Campaign outcomes will be simpler to validate against goals. Bold marketing experimentation will see a slice of the marketing budgets carved off for ongoing tests which will drive exponential business outcomes.
Vendors will be questioned about validating performance by marking their own homework – thus independent verification companies such as Integral Ad Science, Moat and others will continue to cement their positions in the mix.
Privacy tools will continue to change the industry landscape for the better.

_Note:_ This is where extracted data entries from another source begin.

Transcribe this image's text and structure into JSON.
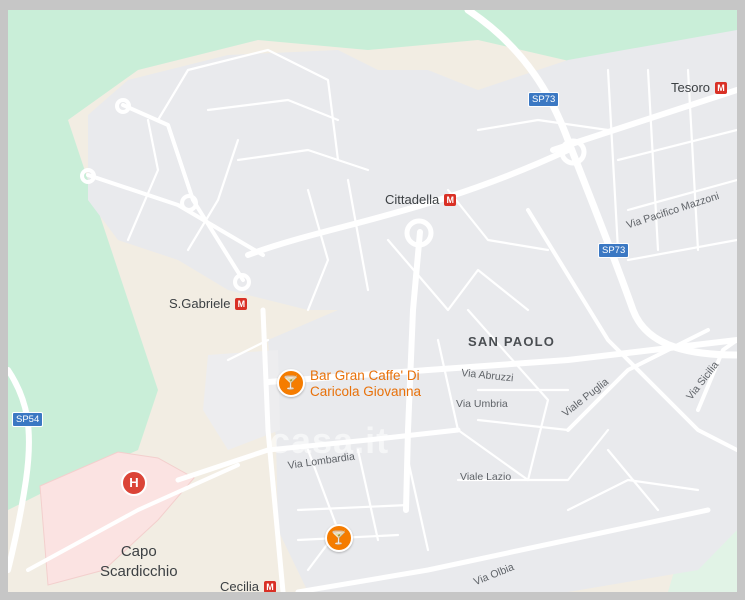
{
  "map": {
    "places": [
      {
        "id": "cittadella",
        "label": "Cittadella",
        "metro": true
      },
      {
        "id": "tesoro",
        "label": "Tesoro",
        "metro": true
      },
      {
        "id": "s-gabriele",
        "label": "S.Gabriele",
        "metro": true
      },
      {
        "id": "cecilia",
        "label": "Cecilia",
        "metro": true
      }
    ],
    "district": "SAN PAOLO",
    "city": [
      "Capo",
      "Scardicchio"
    ],
    "streets": [
      "Via Pacifico Mazzoni",
      "Via Abruzzi",
      "Via Umbria",
      "Viale Puglia",
      "Via Sicilia",
      "Via Lombardia",
      "Viale Lazio",
      "Via Olbia"
    ],
    "road_shields": [
      "SP73",
      "SP73",
      "SP54"
    ],
    "poi": {
      "name": "Bar Gran Caffe' Di Caricola Giovanna",
      "line1": "Bar Gran Caffe' Di",
      "line2": "Caricola Giovanna",
      "icon": "cocktail-icon"
    },
    "second_poi_icon": "cocktail-icon",
    "hospital_icon": "hospital-icon",
    "metro_icon": "metro-icon",
    "watermark": "casa.it",
    "colors": {
      "land": "#f2ede3",
      "park": "#c9eed8",
      "residential": "#e9eaed",
      "road": "#ffffff",
      "hospital_area": "#fbe3e2",
      "poi": "#e8710a",
      "shield": "#3b78c3",
      "metro": "#d93025"
    }
  }
}
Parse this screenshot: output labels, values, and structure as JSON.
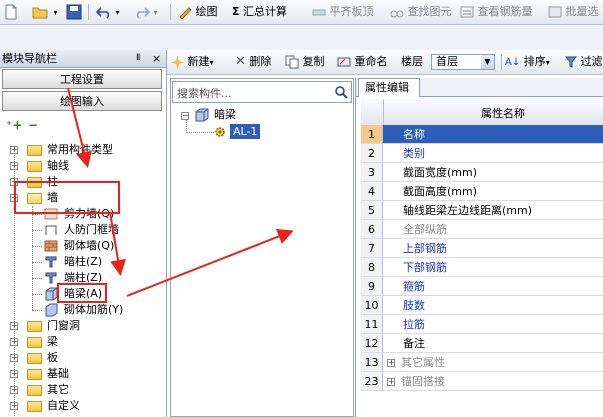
{
  "toolbar": {
    "draw": "绘图",
    "sum_calc": "汇总计算",
    "flat_slab_top": "平齐板顶",
    "find_element": "查找图元",
    "view_rebar_qty": "查看钢筋量",
    "batch_select": "批量选"
  },
  "nav_panel": {
    "title": "模块导航栏",
    "pin": "Ⅱ",
    "close": "×",
    "project_settings": "工程设置",
    "drawing_input": "绘图输入",
    "tree": [
      {
        "label": "常用构件类型",
        "expanded": false
      },
      {
        "label": "轴线",
        "expanded": false
      },
      {
        "label": "柱",
        "expanded": false
      },
      {
        "label": "墙",
        "expanded": true,
        "children": [
          "剪力墙(Q)",
          "人防门框墙",
          "砌体墙(Q)",
          "暗柱(Z)",
          "端柱(Z)",
          "暗梁(A)",
          "砌体加筋(Y)"
        ]
      },
      {
        "label": "门窗洞",
        "expanded": false
      },
      {
        "label": "梁",
        "expanded": false
      },
      {
        "label": "板",
        "expanded": false
      },
      {
        "label": "基础",
        "expanded": false
      },
      {
        "label": "其它",
        "expanded": false
      },
      {
        "label": "自定义",
        "expanded": false
      }
    ]
  },
  "toolbar2": {
    "new": "新建",
    "delete": "删除",
    "copy": "复制",
    "rename": "重命名",
    "floor_label": "楼层",
    "floor_value": "首层",
    "sort": "排序",
    "filter": "过滤"
  },
  "component_list": {
    "search_placeholder": "搜索构件...",
    "group": "暗梁",
    "items": [
      "AL-1"
    ]
  },
  "property_editor": {
    "tab": "属性编辑",
    "header": "属性名称",
    "rows": [
      {
        "num": "1",
        "name": "名称",
        "style": "blue",
        "selected": true
      },
      {
        "num": "2",
        "name": "类别",
        "style": "blue"
      },
      {
        "num": "3",
        "name": "截面宽度(mm)",
        "style": "black"
      },
      {
        "num": "4",
        "name": "截面高度(mm)",
        "style": "black"
      },
      {
        "num": "5",
        "name": "轴线距梁左边线距离(mm)",
        "style": "black"
      },
      {
        "num": "6",
        "name": "全部纵筋",
        "style": "gray"
      },
      {
        "num": "7",
        "name": "上部钢筋",
        "style": "blue"
      },
      {
        "num": "8",
        "name": "下部钢筋",
        "style": "blue"
      },
      {
        "num": "9",
        "name": "箍筋",
        "style": "blue"
      },
      {
        "num": "10",
        "name": "肢数",
        "style": "blue"
      },
      {
        "num": "11",
        "name": "拉筋",
        "style": "blue"
      },
      {
        "num": "12",
        "name": "备注",
        "style": "black"
      },
      {
        "num": "13",
        "name": "其它属性",
        "style": "gray",
        "expandable": true
      },
      {
        "num": "23",
        "name": "锚固搭接",
        "style": "gray",
        "expandable": true
      }
    ]
  },
  "colors": {
    "annotation_red": "#e8221c",
    "selection_blue": "#2e5fb7",
    "link_blue": "#1c36c4"
  }
}
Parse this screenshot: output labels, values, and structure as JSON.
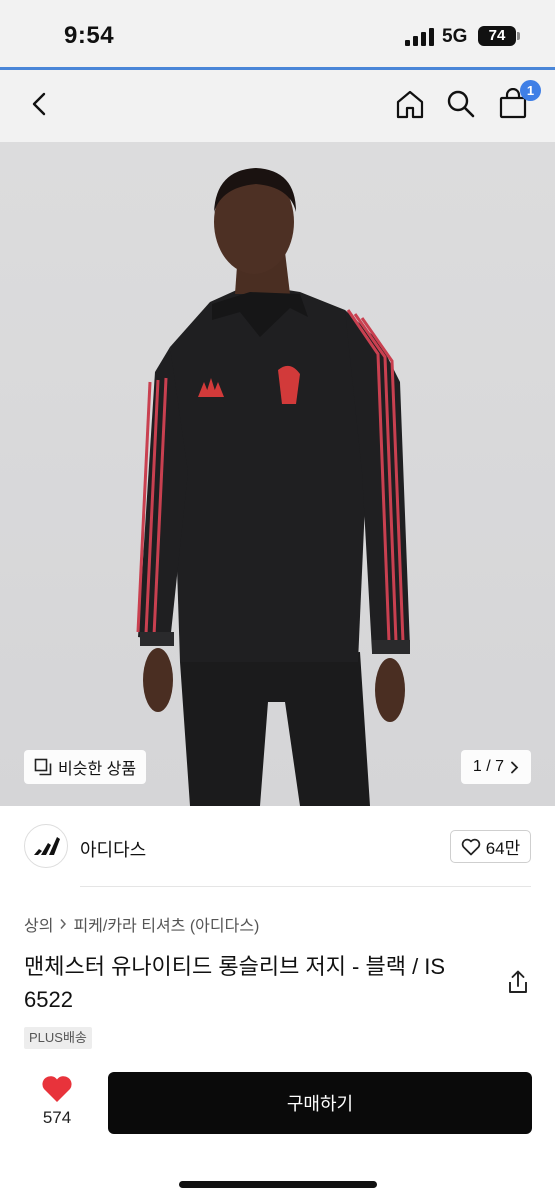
{
  "status_bar": {
    "time": "9:54",
    "network": "5G",
    "battery": "74"
  },
  "nav": {
    "cart_count": "1"
  },
  "hero": {
    "similar_label": "비슷한 상품",
    "page_indicator": "1 / 7"
  },
  "seller": {
    "name": "아디다스",
    "likes": "64만"
  },
  "breadcrumb": {
    "category": "상의",
    "subcategory": "피케/카라 티셔츠 (아디다스)"
  },
  "product": {
    "title": "맨체스터 유나이티드 롱슬리브 저지 - 블랙 / IS 6522",
    "shipping_badge": "PLUS배송"
  },
  "bottom_bar": {
    "heart_count": "574",
    "buy_label": "구매하기"
  },
  "colors": {
    "accent_blue": "#3f7fe6",
    "heart_red": "#e8333b",
    "buy_button": "#0a0a0a"
  },
  "icons": [
    "signal-icon",
    "battery-icon",
    "back-icon",
    "home-icon",
    "search-icon",
    "cart-icon",
    "similar-items-icon",
    "chevron-right-icon",
    "adidas-logo",
    "heart-outline-icon",
    "share-icon",
    "heart-filled-icon"
  ]
}
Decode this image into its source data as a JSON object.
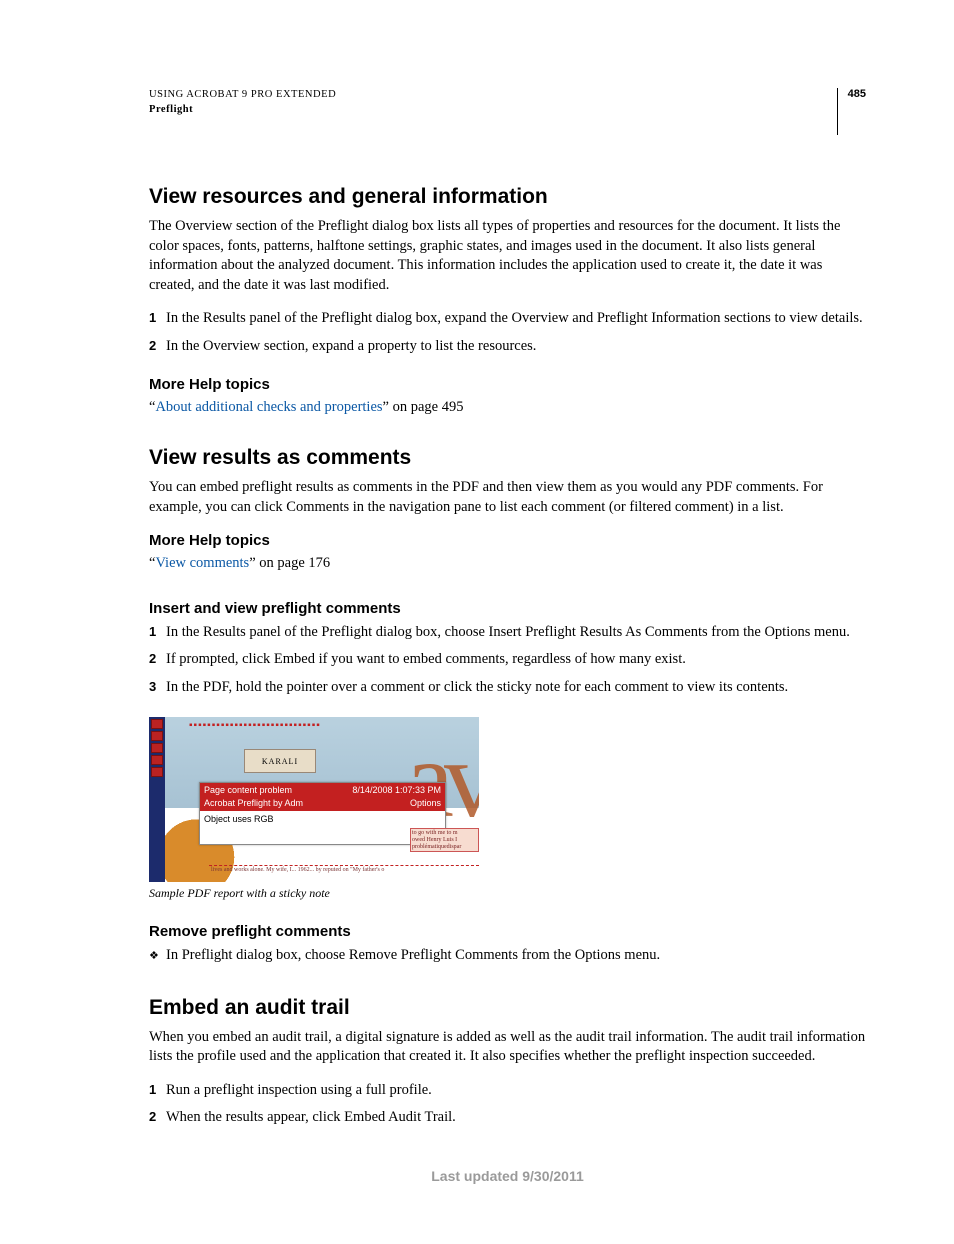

Third-party data vendors will find they have limited access to quality data sets due to tightening egislation such as the privacy act in New Zealand which was recently updated in October,
GDPR (in Europe) and CCPA in California.
Because of this, we’ll see more demand forfirst-party data adtech vendors as they will be able to model client data against larger, cleaner and more rapidly refreshed data sets. In addition, the adoption rate of consent management platforms (consumer consent opt-in tools) will climb exponentially as website owners look to protect themselves legally. Consumers will increasingly manage their own data privacy.
Businesses will realise the competitive advantage of the provision of transparent data policy.
I’m fiercely optimistic about the stream of game-changing adtech tools that will hit New Zealand in 2020. What excites me most is how these tools can provide improved advertising transparency and most importantly, help our Kiwi businesses to grow.